Facilities you will have here: –
- Two excursion covers
- 24 grill barbecues
- 65 outdoor tables
- Two sand volleyball courts – nets are ordinarily up May 15 to September 15
- 5 bits of jungle gym gear
- Five water fountains
- Three bathrooms
- 06 miles of black-top way
- 7 miles of rock/soil way
- 147 parking spots, in addition to 18 incapacitated stoppings slows down
- For some fabulous airborne perspectives on Vancouver Lake, watch this YouTube video, posted by Alex Ouellette in March 2015.
Clark County Parks charges stopping expenses all year at Vancouver Lake Regional Park. Every day stopping expenses are:
- $2 for bikes
- $3 for vehicles
- $6 for vehicles with trailers
- $8 for transports or RVs
- These are stopping charges, no extra charges. There is no charge for individuals who walk or bike into Vancouver Lake Regional Park.

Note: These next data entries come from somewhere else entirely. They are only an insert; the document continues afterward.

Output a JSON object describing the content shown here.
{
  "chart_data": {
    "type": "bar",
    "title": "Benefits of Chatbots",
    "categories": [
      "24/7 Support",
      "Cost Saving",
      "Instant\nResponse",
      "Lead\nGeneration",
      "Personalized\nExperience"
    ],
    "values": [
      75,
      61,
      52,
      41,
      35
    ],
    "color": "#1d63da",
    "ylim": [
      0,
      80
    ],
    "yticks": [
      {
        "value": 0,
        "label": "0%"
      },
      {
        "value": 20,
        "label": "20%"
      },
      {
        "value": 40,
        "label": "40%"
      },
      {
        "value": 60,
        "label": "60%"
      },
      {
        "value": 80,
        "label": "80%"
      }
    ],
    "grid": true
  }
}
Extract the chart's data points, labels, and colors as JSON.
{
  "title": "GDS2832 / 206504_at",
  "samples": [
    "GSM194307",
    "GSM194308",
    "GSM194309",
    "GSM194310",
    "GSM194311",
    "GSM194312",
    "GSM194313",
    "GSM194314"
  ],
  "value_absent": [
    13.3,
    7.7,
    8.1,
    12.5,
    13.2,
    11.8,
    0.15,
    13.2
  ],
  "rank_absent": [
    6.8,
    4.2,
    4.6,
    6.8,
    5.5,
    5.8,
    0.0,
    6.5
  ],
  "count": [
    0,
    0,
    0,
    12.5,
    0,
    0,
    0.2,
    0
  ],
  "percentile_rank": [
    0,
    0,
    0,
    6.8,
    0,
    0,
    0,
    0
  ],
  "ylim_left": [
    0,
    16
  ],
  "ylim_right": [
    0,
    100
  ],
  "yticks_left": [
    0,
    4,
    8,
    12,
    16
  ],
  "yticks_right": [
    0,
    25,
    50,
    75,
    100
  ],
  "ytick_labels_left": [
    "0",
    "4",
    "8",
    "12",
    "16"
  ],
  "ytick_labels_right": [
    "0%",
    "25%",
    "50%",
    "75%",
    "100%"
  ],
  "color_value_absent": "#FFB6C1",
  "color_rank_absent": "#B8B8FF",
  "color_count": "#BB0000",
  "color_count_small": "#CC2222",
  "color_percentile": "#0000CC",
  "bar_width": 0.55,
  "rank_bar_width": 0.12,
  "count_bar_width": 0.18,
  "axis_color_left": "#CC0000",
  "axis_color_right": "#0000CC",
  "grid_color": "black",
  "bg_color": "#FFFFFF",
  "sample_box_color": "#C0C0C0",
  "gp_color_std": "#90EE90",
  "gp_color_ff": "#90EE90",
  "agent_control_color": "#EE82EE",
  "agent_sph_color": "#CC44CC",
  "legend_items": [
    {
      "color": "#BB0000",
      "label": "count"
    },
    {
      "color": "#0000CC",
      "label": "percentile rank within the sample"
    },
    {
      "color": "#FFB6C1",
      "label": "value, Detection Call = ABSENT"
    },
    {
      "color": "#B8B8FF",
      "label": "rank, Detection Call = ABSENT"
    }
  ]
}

During the bustling season, stopping charges are gathered from an expense corner and a stopping meter. At the point when the charge stalls are not staffed, park clients need to utilize the stopping meter.
Both expense stalls and self-pay stations acknowledge cash, coin, charge cards, Visa, and Mastercard. They don’t acknowledge checks, Discover, or American Express cards.
A 2.5-mile, 12-foot wide cleared path interfaces Vancouver Lake Regional Park with Frenchman’s Bar Regional Park.